Television viewing is slipping out of the hands of previously pre-eminent national, regional, and local broadcasters that no longer rule the remote control.
Television is not disappearing as a cultural medium or a display device. If anything, televisions are getting larger and offering a greater choice of viewing than ever before. Viewers no longer need a coaxial connection for a cable, satellite, or terrestrial television signal. Abundant viewing choices are available on any screen with wired or wireless internet access. Yet the viewing experience is fragmented, frustrating, and fraught with friction.
Broadcast television traditionally relied upon using common standards and co-ordinating spectrum usage and transmission infrastructure. As broadcasters embrace online viewing, they tend to promote separate branded applications, each with their own login and navigational structure. These apps generally imitate the model popularised by Netflix, resembling an online video store. The result is a series of undifferentiated app icons competing for prominence, position, and the attention of viewers across various inconsistent television interfaces on which broadcasters are becoming dependent to reach viewers.
The complexity, confusion, and cognitive load on viewers is increasing. They are spending more time and effort working out what to watch. They opt for the comfort and familiarity of services that offer the easiest viewing experience on any screen.
Scheduled linear channels struggle to compete in this viewing environment. Yet they are still viewed for hours a day by millions of people and should not be neglected.
On-demand media serves as a substitute but not a sufficient replacement for viewing scheduled programmes and live events. Scheduling provides an essential promotional tool for building interest, anticipation, and viewing habits. Events, both scheduled and unpredictable, will continue to be part of our experience of the world, including news, sport, constructed competitions, and national celebrations. People will always crave the company of familiar faces that appear to talk directly to them and to share in a collective experience.
Traditional transmissions are not going to go away for many years, but broadcasters need to plan now for hybrid delivery and a technologically inevitable transition to online distribution. Rather than attributing their diminishing share of available viewing time to technology shifts and viewer behaviour, broadcasters need to assume some responsibility and invest more in the overall viewing experience.
Regulators and legislators will also need to encourage and ensure the universal and ubiquitous availability and accessibility of online television and video services in an open competitive market, with appropriate prominence for public service media. These national and regional services play an important part in the fabric of society, an informed democracy, and in enabling government communication with the population.

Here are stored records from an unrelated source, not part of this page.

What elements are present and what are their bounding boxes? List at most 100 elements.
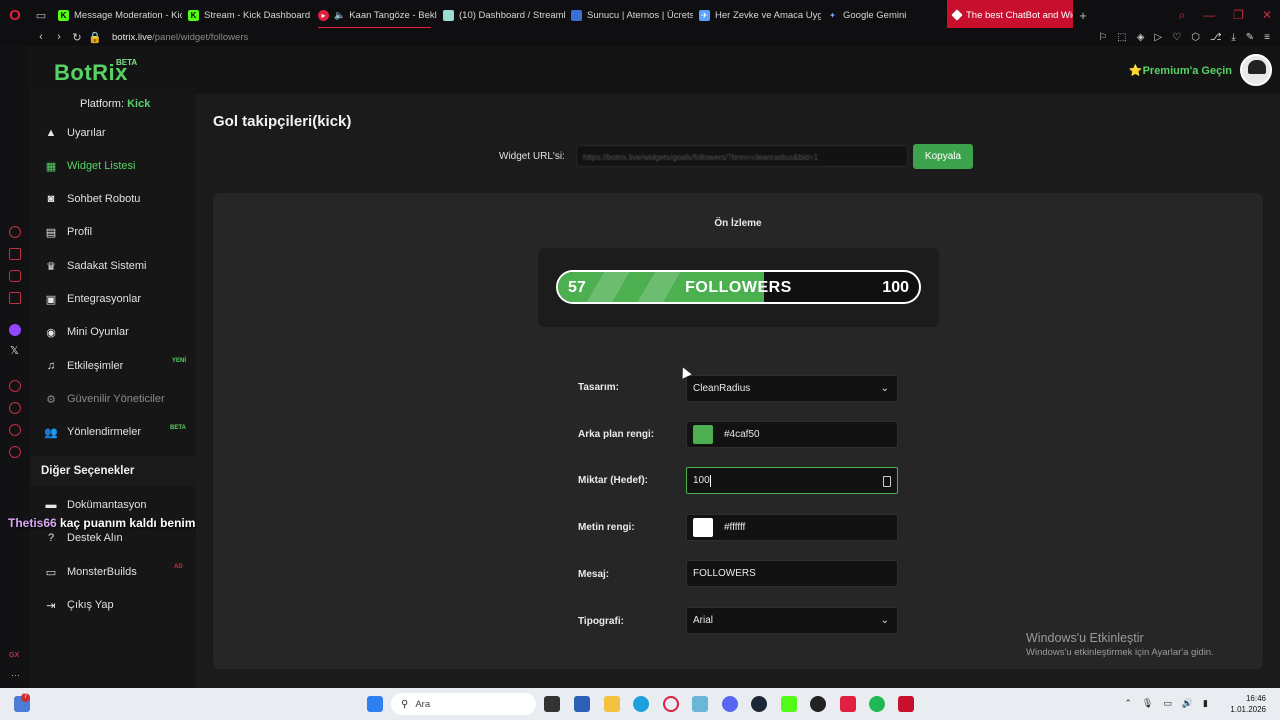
forward-icon[interactable]: › [50,31,68,43]
app-red-icon[interactable] [840,696,856,712]
new-tab-icon[interactable]: + [1073,8,1093,23]
monitor-icon[interactable]: ▭ [1163,698,1172,709]
spotify-icon[interactable] [869,696,885,712]
pin-icon[interactable] [9,424,21,436]
message-input[interactable]: FOLLOWERS [686,560,898,587]
chevron-up-icon[interactable]: ⌃ [1124,698,1132,709]
play-icon[interactable]: ▷ [1154,32,1162,43]
steam-icon[interactable] [751,696,767,712]
text-caret [709,474,711,487]
sidebar-item-etkilesimler[interactable]: ♫ Etkileşimler [44,356,123,376]
obs-icon[interactable] [810,696,826,712]
extensions-icon[interactable]: ⬡ [1191,32,1200,43]
sidebar-item-dokumantasyon[interactable]: ▬ Dokümantasyon [44,495,147,515]
windows-start-icon[interactable] [367,696,383,712]
design-label: Tasarım: [578,382,619,393]
typography-select[interactable]: Arial ⌄ [686,607,898,634]
platform-label: Platform: [80,98,128,110]
sidebar-item-guvenilir-yoneticiler[interactable]: ⚙ Güvenilir Yöneticiler [44,389,165,409]
sidebar-item-uyarilar[interactable]: ▲ Uyarılar [44,123,106,143]
premium-link[interactable]: ⭐Premium'a Geçin [1129,64,1232,77]
design-select[interactable]: CleanRadius ⌄ [686,375,898,402]
url-field[interactable]: botrix.live/panel/widget/followers [112,32,248,43]
sidebar-item-mini-oyunlar[interactable]: ◉ Mini Oyunlar [44,322,129,342]
edge-icon[interactable] [633,696,649,712]
sidebar-item-yonlendirmeler[interactable]: 👥 Yönlendirmeler [44,422,141,442]
bg-color-field[interactable]: #4caf50 [686,421,898,448]
player-icon[interactable] [9,380,21,392]
reload-icon[interactable]: ↻ [68,31,86,44]
integration-icon: ▣ [45,293,57,306]
opera-icon[interactable] [663,696,679,712]
avatar[interactable] [1240,54,1272,86]
twitch-icon[interactable] [9,324,21,336]
speaker-icon[interactable]: 🔈 [334,10,345,21]
settings-icon[interactable] [9,446,21,458]
back-icon[interactable]: ‹ [32,31,50,43]
aternos-icon [571,9,582,21]
maximize-icon[interactable]: ❐ [1233,8,1244,22]
sidebar-section-title: Diğer Seçenekler [30,456,196,486]
sidebar-item-cikis-yap[interactable]: ⇥ Çıkış Yap [44,595,113,615]
sidebar-item-label: Sohbet Robotu [67,193,141,205]
bookmark-icon[interactable]: ⚐ [1098,32,1107,43]
workspaces-icon[interactable]: ▭ [30,0,52,30]
mail-icon[interactable] [9,292,21,304]
taskbar-search[interactable]: ⚲ Ara [391,693,536,715]
tab-google-gemini[interactable]: ✦ Google Gemini [821,0,947,30]
app-icon[interactable] [692,696,708,712]
copy-button[interactable]: Kopyala [913,144,973,169]
bag-icon[interactable] [9,248,21,260]
heart-icon[interactable]: ♡ [1172,32,1181,43]
text-color-swatch[interactable] [693,518,713,537]
x-icon[interactable]: 𝕏 [10,344,19,357]
tab-message-moderation[interactable]: K Message Moderation - Kic [52,0,182,30]
battery-icon[interactable]: ▮ [1203,698,1208,709]
tab-her-zevke[interactable]: ✈ Her Zevke ve Amaca Uyg [693,0,821,30]
store-icon[interactable] [574,696,590,712]
volume-icon[interactable]: 🔊 [1182,698,1193,709]
number-stepper[interactable] [883,476,891,487]
menu-icon[interactable]: ≡ [1264,32,1270,43]
history-icon[interactable] [9,402,21,414]
tab-streamlabs[interactable]: (10) Dashboard / Streamla [437,0,565,30]
minimize-icon[interactable]: — [1203,8,1215,22]
ai-icon[interactable]: ✎ [1246,32,1254,43]
sidebar-item-profil[interactable]: ▤ Profil [44,222,92,242]
amount-value: 100 [693,475,710,486]
vpn-shield-icon[interactable]: ◈ [1137,32,1145,43]
sidebar-item-sadakat-sistemi[interactable]: ♛ Sadakat Sistemi [44,256,146,276]
microphone-icon[interactable]: 🎙 [1142,698,1153,709]
share-icon[interactable]: ⎇ [1210,32,1222,43]
search-tabs-icon[interactable]: ⌕ [1178,8,1185,23]
file-explorer-icon[interactable] [604,696,620,712]
sidebar-item-widget-listesi[interactable]: ▦ Widget Listesi [44,156,136,176]
sidebar-item-sohbet-robotu[interactable]: ◙ Sohbet Robotu [44,189,141,209]
gx-icon[interactable]: GX [9,652,19,659]
amount-input[interactable]: 100 [686,467,898,494]
taskbar-clock[interactable]: 16:46 1.01.2026 [1230,693,1266,715]
sidebar-item-entegrasyonlar[interactable]: ▣ Entegrasyonlar [44,289,141,309]
tab-aternos[interactable]: Sunucu | Aternos | Ücrets [565,0,693,30]
widget-url-field[interactable]: https://botrix.live/widgets/goals/follow… [576,145,908,167]
tab-botrix[interactable]: The best ChatBot and Wid [947,0,1073,30]
discord-icon[interactable] [722,696,738,712]
snapshot-icon[interactable]: ⬚ [1117,32,1126,43]
bg-color-swatch[interactable] [693,425,713,444]
task-view-icon[interactable] [544,696,560,712]
close-icon[interactable]: ✕ [1262,8,1272,22]
opera-logo-icon[interactable]: O [0,0,30,30]
gemini-icon: ✦ [829,10,836,20]
users-icon: 👥 [44,426,58,439]
download-icon[interactable]: ⤓ [1231,32,1235,43]
opera-ai-icon[interactable] [9,226,21,238]
tab-kick-dashboard[interactable]: K Stream - Kick Dashboard [182,0,312,30]
text-color-field[interactable]: #ffffff [686,514,898,541]
kick-app-icon[interactable] [781,696,797,712]
chat-icon[interactable] [9,270,21,282]
more-icon[interactable]: ··· [11,670,20,680]
sidebar-item-destek-alin[interactable]: ? Destek Alın [44,528,123,548]
app-icon[interactable] [898,696,914,712]
sidebar-item-monsterbuilds[interactable]: ▭ MonsterBuilds [44,562,137,582]
tab-youtube-music[interactable]: ▸ 🔈 Kaan Tangöze - Bekle [312,0,437,30]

Broadcasters still have extensive reach. Their challenge is to bring the audience with them while they remain relevant. Otherwise, broadcasters risk losing their unique ability to assemble large audiences at the same time.
Instead of assuming a massive passive audience, broadcasters now need to consider the requirements of individual active viewers. That means enabling viewers to share a login across multiple services, browse and search for programmes among them, and receive relevant recommendations based on their personal preferences. Viewers expect this to work the same way across any screen, from any manufacturer.
The ordering of logical channel numbers remains a relevant mnemonic by which viewers can access and navigate services, seamlessly linking to programming available on demand, at the touch of a button or a simple voice command.
Television has historically been an aggregated medium that benefits from a combination of competing programming providers. There is an urgent imperative for national and regional broadcasters to co-operate to compete with global services. They need to align their interests with those of multinational consumer electronics manufacturers and technology giants that are also major media players, seeing them as potential partners rather than attempting to dictate terms from an increasingly untenable negotiating position. Their goal should be a win-win scenario that benefits everyone in the ecosystem and simplifies the viewer experience.
That is why the Service List Registry is developing and promoting a global approach to audiovisual media service selection and programme discovery based on open standards including DVB-I and HbbTV. The aim is to offer simple service selection on any screen, empowering viewers with choice, convenience and control.